Some two decades ago, Prof. Yoram Shechter of the Institute's Biological Chemistry Department was one of the first scientists to discover that vanadium, a metallic trace element, mimics most of the metabolic effects of insulin in tissue studies. When given to diabetic rodents, vanadium corrects many metabolic defects associated with diabetes, in which insulin is lacking or is not functioning properly.

Since that discovery, scientists at the Institute and elsewhere have conducted intensive studies aimed at utilizing vanadium in the treatment of diabetes, as an artificial substitute for insulin. Such treatment would have two major advantages. First, unlike insulin, which needs to be injected into the bloodstream, vanadium can be given in the form of pills. Second, on the molecular level, vanadium's mechanism of action is largely different from that of insulin. This makes vanadium particularly valuable in the treatment of cases in which insulin is ineffective.

The use of vanadium as a substitute for insulin, however, has been stymied until now by the fact that vanadium, like many other metal ions, is toxic in the high concentrations that must be used to make it effective. The goal of vanadium-related research in diabetes has been to develop vanadium-based compounds that are less toxic and, if possible, have greater antidiabetic potency than vanadium itself.

Now, a team of Institute scientists including Shechter, Prof. Mati Fridkin of the Organic Chemistry Department and graduate student Itzhak Goldwaser has managed to achieve just that. After checking hundreds of chemicals, they have found one family of amino acid analogues that, when forming a complex with vanadium, are three to four times more effective than vanadium alone in mimicking the effects of insulin.

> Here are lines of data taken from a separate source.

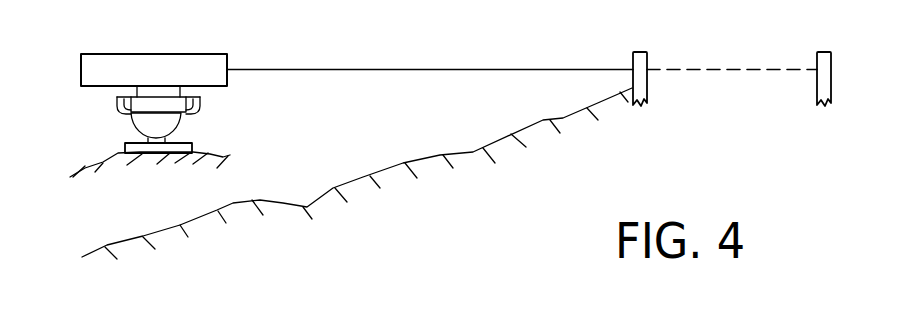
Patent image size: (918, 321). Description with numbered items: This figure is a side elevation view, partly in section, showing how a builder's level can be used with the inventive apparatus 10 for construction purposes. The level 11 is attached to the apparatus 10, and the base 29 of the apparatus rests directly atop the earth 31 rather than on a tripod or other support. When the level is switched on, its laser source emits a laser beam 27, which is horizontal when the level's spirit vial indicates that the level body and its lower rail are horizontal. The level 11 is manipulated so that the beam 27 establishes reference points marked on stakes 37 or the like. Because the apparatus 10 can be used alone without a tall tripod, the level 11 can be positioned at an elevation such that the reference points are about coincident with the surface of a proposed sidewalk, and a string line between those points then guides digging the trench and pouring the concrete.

The apparatus 10 is at (84, 117).
The level 11 is at (157, 55).
The laser beam 27 is at (315, 67).
The base 29 is at (193, 147).
The earth 31 is at (103, 163).
The stakes 37 is at (645, 106).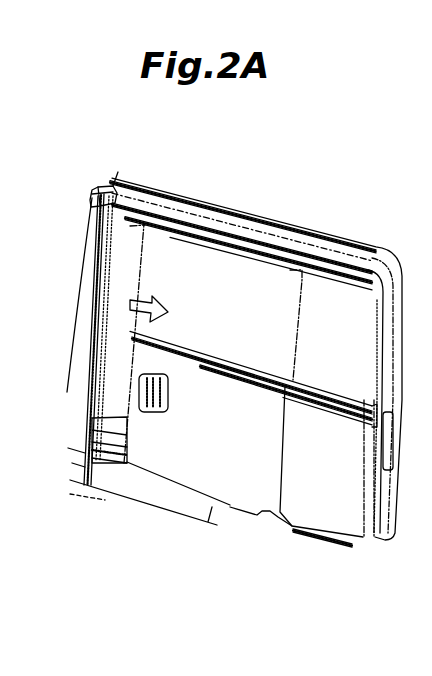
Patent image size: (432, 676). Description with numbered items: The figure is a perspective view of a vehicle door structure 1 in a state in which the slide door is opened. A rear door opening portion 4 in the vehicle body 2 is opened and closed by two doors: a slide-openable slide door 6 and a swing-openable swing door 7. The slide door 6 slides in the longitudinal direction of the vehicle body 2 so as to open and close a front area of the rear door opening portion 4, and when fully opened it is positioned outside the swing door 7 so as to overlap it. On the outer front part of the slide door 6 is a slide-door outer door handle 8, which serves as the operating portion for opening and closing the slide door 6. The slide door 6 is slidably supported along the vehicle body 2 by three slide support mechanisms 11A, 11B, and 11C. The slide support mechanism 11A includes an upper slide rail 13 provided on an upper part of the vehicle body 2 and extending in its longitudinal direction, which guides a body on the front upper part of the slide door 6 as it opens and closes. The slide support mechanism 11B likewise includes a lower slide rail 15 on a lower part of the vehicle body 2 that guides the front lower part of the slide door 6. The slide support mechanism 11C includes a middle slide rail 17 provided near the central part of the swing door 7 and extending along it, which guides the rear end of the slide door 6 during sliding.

The vehicle door structure 1 is at (337, 258).
The vehicle body 2 is at (300, 242).
The rear door opening portion 4 is at (118, 273).
The slide door 6 is at (253, 253).
The swing door 7 is at (367, 287).
The slide-door outer door handle 8 is at (168, 395).
The slide support mechanism 11A is at (155, 208).
The slide support mechanism 11B is at (120, 463).
The slide support mechanism 11C is at (302, 407).
The upper slide rail 13 is at (132, 218).
The lower slide rail 15 is at (108, 448).
The middle slide rail 17 is at (341, 415).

In a study reported in the current issue of the Journal of Biological Chemistry, the Institute scientists showed that the new compounds - patented through Yeda Research and Development Co. Ltd., which deals with the commercialization of the Institute's research - are effective in regulating glucose levels in diabetic laboratory animals while given in small amounts. These substances are being developed for clinical use by a start-up company, LAPID Pharmaceuticals Ltd., created recently by Pamot Venture Capital Fund and Yeda. Further animal studies must be conducted to show whether the compounds are appropriate for application in humans.

Prof. Shechter holds the Charles H. Hollenberg Chair of Diabetes and Metabolic Research, and Prof. Fridkin, the Lester B. Pearson Chair of Protein Research.

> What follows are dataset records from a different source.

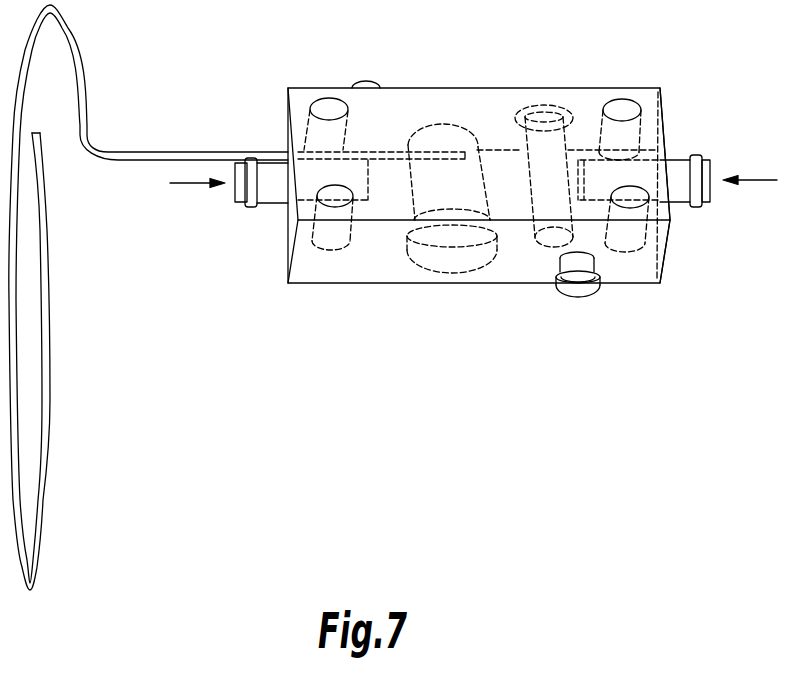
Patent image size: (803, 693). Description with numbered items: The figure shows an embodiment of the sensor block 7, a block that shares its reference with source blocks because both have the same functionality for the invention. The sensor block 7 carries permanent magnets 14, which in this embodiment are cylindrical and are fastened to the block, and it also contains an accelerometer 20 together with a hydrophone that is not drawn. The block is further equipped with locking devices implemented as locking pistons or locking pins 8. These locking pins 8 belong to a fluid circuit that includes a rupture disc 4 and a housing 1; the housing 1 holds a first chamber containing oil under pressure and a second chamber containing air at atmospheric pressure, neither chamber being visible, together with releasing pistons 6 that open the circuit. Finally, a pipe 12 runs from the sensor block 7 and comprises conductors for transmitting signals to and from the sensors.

The housing 1 is at (462, 100).
The rupture disc 4 is at (542, 107).
The releasing pistons 6 is at (680, 160).
The sensor block 7 is at (693, 273).
The locking pins 8 is at (580, 290).
The pipe 12 is at (45, 460).
The permanent magnets 14 is at (330, 107).
The accelerometer 20 is at (445, 260).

The Weizmann Institute of Science, in Rehovot, Israel, is one of the world's foremost centers of scientific research and graduate study. Its 2,500 scientists, students, technicians, and engineers pursue basic research in the quest for knowledge and the enhancement of humanity. New ways of fighting disease and hunger, protecting the environment, and harnessing alternative sources of energy are high priorities at Weizmann.